Perjalanan Politik TGH. Hardiyatullah M.Pd.: Dari Dunia Pesantren ke Panggung Kebijakan

Penyerahan bantuan beasiswa PIP di kec. Gerung

Perjalanan politik TGH. Hardiyatullah M.Pd. tidak lahir dari ruang kosong. Ia berangkat dari pengalaman panjang menimba ilmu, berdakwah, dan mendampingi umat hingga akhirnya menemukan bahwa politik adalah bagian dari jalan perjuangan.

Menimba Ilmu di Libya (2007–2011)

Pada tahun 2007, TGH. Hardiyatullah mendapat kesempatan istimewa melanjutkan studi melalui beasiswa di Kampus Dakwah Islamiyah, Tripoli – Libya, Afrika Utara. Saat itu, Libya dikenal sebagai negara yang makmur dan stabil. Beliau menyaksikan langsung bagaimana pendidikan dan kesehatan diberikan secara gratis, listrik dan minyak sangat murah, serta kehidupan sosial masyarakat berjalan dengan tenang.

Namun, suasana damai itu tidak bertahan lama. Ketika Muammar Qadafi dengan berani menentang pengaruh Barat—Amerika, NATO, dan sekutunya—negara itu porak poranda. Perang pecah, kesejahteraan lenyap seketika, dan Qadafi pun wafat dengan cara yang tragis. Para mahasiswa asing, termasuk TGH. Hardiyatullah, terpaksa dipulangkan demi keselamatan. Dari peristiwa itu, beliau belajar bahwa politik dan strategi merupakan kunci dalam menjaga kedaulatan suatu bangsa.

Mengabdi di Pesantren dan Umat (2012)

Sekembalinya ke Lombok, TGH. Hardiyatullah langsung mendapat amanah dari ayahandanya, Al-Maghfurlah TGH. Ridwanullah Attauhidy, untuk mengurus pondok pesantren dan mewakili beliau dalam dakwah serta pembinaan umat. Dari amanah ini, beliau melihat langsung kondisi masyarakat yang masih membutuhkan perhatian, baik di bidang pendidikan, ekonomi, maupun program-program yang menyentuh kehidupan rakyat kecil.

Pada tahun 2012, beliau juga dipercaya menjadi pengurus yayasan pesantren. Beliau bertanggung jawab memastikan kenyamanan santri serta kelengkapan sarana prasarana pondok. Tahun itu juga menjadi momentum politik, karena berlangsung pemilihan kepala daerah di tingkat provinsi dan kabupaten.

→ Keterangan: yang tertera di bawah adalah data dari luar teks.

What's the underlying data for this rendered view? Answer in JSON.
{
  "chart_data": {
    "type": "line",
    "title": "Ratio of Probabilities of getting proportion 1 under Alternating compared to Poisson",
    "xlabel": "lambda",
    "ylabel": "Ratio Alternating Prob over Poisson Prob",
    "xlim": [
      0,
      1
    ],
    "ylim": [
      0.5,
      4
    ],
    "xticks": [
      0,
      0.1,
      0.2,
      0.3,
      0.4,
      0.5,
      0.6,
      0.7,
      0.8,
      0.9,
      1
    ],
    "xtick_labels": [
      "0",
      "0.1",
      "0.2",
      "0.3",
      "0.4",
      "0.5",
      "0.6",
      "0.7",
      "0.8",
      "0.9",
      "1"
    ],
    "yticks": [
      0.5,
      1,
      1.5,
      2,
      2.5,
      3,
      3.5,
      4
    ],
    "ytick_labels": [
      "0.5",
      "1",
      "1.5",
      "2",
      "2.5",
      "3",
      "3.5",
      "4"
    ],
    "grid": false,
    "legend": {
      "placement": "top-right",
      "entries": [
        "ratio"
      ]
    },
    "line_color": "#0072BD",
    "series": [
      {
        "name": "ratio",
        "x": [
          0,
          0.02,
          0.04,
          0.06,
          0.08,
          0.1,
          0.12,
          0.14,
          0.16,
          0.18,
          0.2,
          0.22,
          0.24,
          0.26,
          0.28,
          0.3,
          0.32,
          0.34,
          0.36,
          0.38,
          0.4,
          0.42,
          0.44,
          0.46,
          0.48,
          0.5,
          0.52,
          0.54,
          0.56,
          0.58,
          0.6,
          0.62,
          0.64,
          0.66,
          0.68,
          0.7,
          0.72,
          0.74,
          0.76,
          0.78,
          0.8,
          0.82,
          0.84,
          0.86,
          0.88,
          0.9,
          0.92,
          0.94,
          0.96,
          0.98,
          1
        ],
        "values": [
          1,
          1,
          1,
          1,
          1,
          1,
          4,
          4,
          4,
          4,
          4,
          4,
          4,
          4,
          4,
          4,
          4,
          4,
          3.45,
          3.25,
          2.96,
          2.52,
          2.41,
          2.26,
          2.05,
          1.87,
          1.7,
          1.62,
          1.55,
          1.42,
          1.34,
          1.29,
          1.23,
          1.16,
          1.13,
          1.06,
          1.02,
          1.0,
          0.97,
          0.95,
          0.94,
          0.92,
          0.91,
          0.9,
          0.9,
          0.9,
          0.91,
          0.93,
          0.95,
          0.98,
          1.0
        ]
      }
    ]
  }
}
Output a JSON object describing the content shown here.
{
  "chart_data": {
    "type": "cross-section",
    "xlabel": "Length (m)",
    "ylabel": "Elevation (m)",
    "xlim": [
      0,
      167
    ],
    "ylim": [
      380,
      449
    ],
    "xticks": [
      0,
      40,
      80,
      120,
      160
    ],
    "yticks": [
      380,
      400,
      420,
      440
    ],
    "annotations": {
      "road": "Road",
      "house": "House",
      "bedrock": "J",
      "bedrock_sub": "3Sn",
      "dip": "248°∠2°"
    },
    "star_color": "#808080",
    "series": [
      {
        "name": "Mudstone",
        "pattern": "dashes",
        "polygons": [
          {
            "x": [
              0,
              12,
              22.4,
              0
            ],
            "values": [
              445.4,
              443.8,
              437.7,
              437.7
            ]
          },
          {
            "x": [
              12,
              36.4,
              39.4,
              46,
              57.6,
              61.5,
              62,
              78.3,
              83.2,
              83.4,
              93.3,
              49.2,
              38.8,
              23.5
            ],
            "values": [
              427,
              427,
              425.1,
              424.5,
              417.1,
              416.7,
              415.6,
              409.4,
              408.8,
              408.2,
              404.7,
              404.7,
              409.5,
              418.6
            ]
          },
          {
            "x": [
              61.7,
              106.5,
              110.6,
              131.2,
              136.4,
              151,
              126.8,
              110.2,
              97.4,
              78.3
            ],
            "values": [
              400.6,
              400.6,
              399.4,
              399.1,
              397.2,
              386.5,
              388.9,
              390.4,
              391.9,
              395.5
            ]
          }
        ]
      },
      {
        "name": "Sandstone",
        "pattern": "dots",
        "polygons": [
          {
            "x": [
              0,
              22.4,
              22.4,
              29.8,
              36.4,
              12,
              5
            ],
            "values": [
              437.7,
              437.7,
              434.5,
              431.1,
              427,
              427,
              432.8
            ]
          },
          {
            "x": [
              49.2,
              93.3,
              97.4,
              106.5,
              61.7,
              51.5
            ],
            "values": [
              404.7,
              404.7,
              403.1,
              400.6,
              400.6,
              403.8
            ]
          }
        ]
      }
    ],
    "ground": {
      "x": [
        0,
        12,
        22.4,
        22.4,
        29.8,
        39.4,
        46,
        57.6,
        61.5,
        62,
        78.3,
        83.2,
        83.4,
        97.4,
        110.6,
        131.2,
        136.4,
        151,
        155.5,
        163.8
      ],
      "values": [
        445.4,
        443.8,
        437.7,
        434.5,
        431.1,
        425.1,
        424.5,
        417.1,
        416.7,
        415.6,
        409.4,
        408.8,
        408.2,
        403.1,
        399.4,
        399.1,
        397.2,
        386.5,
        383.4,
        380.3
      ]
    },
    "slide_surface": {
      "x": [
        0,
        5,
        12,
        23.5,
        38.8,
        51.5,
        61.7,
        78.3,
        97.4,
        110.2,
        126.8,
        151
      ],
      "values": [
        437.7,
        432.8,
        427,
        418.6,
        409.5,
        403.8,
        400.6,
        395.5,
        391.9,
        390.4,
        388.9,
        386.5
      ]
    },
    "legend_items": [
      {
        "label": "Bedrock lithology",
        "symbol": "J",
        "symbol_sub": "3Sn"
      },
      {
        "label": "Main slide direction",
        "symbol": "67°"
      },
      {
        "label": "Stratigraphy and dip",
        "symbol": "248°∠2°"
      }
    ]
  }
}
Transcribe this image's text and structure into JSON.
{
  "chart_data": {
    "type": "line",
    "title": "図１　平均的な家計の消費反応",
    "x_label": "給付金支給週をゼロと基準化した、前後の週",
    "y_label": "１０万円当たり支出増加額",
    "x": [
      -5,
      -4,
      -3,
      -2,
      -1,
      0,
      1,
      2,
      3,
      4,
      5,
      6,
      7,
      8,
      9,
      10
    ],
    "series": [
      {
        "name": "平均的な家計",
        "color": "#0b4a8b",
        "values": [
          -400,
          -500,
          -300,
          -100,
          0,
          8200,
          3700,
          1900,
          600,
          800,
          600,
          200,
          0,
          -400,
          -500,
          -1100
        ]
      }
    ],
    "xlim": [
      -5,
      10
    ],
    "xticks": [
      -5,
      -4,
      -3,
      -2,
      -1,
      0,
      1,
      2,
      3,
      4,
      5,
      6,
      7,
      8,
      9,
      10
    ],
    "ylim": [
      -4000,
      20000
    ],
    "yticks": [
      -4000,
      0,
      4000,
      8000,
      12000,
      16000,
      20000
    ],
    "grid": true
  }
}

Sebagai tokoh pesantren, TGH. Hardiyatullah dengan lapang dada menerima silaturahmi dari calon kepala daerah yang datang, tanpa membedakan partai maupun latar belakang. Namun niat tulus itu justru dipandang berbeda oleh penguasa saat itu. Upaya menggagalkan silaturahmi dilakukan, sehingga muncul kesadaran baru bahwa selama ini pesantren sering hanya dijadikan alat politik, bukan mitra sejati dalam pembangunan. Dari pengalaman pahit itu, semangat beliau untuk terjun ke dunia politik semakin kokoh.

Menapaki Jalan Politik (2014)

Tahun 2014 menjadi titik balik. Pada pemilu legislatif, TGH. Hardiyatullah maju sebagai calon anggota DPRD Lombok Barat melalui Partai Kebangkitan Bangsa (PKB). Dengan modal pengalaman dakwah, kiprah di pesantren, serta kedekatan dengan masyarakat, beliau dipercaya oleh rakyat untuk menjadi wakil mereka di parlemen daerah.

Kemenangan itu menjadi bukti bahwa politik bisa menjadi sarana ibadah. Bagi beliau, menjadi anggota dewan bukan sekadar meraih jabatan, melainkan wujud tanggung jawab untuk memperjuangkan aspirasi umat dan memastikan kebijakan berpihak pada rakyat kecil.

Dari Pesantren untuk Masyarakat

Sejak itu, jalan dakwah dan politik beliau berjalan beriringan. Pesantren tetap menjadi pusat pembinaan, sementara parlemen menjadi ruang perjuangan kebijakan. Kombinasi keduanya menjadikan TGH. Hardiyatullah sosok yang konsisten menjembatani kepentingan umat dengan pemerintah.

Perjalanan panjang ini menunjukkan bahwa politik tidak harus kering dari nilai spiritual. Sebaliknya, ketika dijalani dengan niat yang tulus, politik dapat menjadi alat untuk membumikan dakwah dan mewujudkan kesejahteraan masyarakat.